Des épaules de velours :
C’est une phrase poétique, c’est une phrase en rapprochement avec le fameux proverbe « une main de fer dans un gant de velours » ; alors moi j’ai dit un blouson clouté sur des épaules de velours. On peut avoir un blouson clouté qui fait viril et voyou, les épaules dessous le blouson sont douces, pas violentes, même pas musclées, ni méchantes.
Un futale :
C’est un pantalon. On dit aussi un fute.
Elle partage mon cassoulet :
Elle partage mon bifteck, elle partage mon pain quotidien, si on veut être chrétien. J’ai choisi cassoulet à cause de la rime, ça aurait pu bien être un jambon-beurre ou spaghettis.
On dirait des calots :
C’est les yeux. Ça n’a rien à voir avec les petits chapeaux millarès, ça a un rapport avec les grosses billes qui valent cinq balles, elle a des yeux tellement beaux qu’on dirait des calots.
J’t’allonge une avoine :
C’est je t’envoie une baffe ou un coup de poing dans la gueule.
Ça sera pas du cinoche :
Ça sera pas du cinéma, ça ne sera pas de la frime, ça sera pas pour de rien, tu t’en souviendras.
Sans déc’ ? :
C’est sans déconner, c’est vrai ce que tu dis, tu déconnes pas ? ou j’t’assure que c’est vrai ce que je dis, je raconte pas de conneries.
Lui coller un marmot :
C’est lui faire un enfant. Et quand elle fait son enfant, elle crache son singe ou son nain.

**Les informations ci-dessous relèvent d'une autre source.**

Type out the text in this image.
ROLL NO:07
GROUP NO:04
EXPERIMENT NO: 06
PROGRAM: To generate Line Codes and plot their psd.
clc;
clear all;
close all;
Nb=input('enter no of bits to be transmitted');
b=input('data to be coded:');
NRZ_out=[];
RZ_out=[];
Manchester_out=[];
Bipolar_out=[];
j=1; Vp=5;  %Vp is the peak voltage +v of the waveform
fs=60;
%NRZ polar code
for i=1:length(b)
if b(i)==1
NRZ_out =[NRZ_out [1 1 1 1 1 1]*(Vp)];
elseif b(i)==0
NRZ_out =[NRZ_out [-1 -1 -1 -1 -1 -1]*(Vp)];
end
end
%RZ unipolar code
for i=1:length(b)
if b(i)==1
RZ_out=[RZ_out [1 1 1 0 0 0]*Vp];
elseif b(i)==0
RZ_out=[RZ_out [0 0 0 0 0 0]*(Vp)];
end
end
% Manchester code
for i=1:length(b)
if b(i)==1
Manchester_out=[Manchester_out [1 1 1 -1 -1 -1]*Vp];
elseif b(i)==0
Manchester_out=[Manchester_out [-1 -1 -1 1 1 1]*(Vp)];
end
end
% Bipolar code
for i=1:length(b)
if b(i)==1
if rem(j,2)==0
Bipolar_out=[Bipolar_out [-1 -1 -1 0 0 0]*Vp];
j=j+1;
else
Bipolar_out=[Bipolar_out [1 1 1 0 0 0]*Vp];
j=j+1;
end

Ça fait un bail qu’on s’est plus bastonné avec la flicaille ou des garçons bouchers :
Ça fait un moment qu’on ne s’est plus battu avec des flics. Quels qu’ils soient, pour moi, dans ma tête, les garçons bouchers, c’est le symbole du mec qu’a du sang plein les pattes, dans le tas il y en a peut-être des sympathiques, des anars.
On a pris les bécanes et on s’en arraché :
Nous avons enfourché nos motocyclettes et nous sommes partis.
Moi j’suis pas un fondu :
Moi, j’suis pas complètement débile, stupide.
Qui nous mataient à mort :
Qui nous regardaient terriblement, qui nous regardaient avec insistance.
On s’est frité :
On s’est battu.
J’t’éclate la cervelle :
Ou je t’éclate la tête.
Et l’espèce de ringard :
Une espèce de pauvre mec.
Marche à l’ombre :
C’est une expression qui vient de Marseille, enfin, je pense, car moi je l’ai apprise à Marseille, c’est de l’argot méditerranéen. Marche à l’arrière, passe à l’ombre, méfies-toi du soleil, il t’a déjà pas mal tapé sur la tête.
L’baba-cool cradoque :
Cradoque c’est cradingue, crasseux. Baba-cool, c’est le genre de gens qui ont mal vieilli, qui ne veulent pas vieillir, qui sont restés dans la tête et dans l’aspect physique, esthétique, vestimentaire très Mai 68. Une mentalité très Krishna, peace et love, tout le monde il est beau, tout le monde il est gentil. Un baba-cool, dans la tête des loubards, c’est tout ce qui n’est pas loubard.
Tu m’fous les glandes :
Ça veut dire : tu m’énerves. J’ai les glandes du bas du corps qui remontent à la gorge.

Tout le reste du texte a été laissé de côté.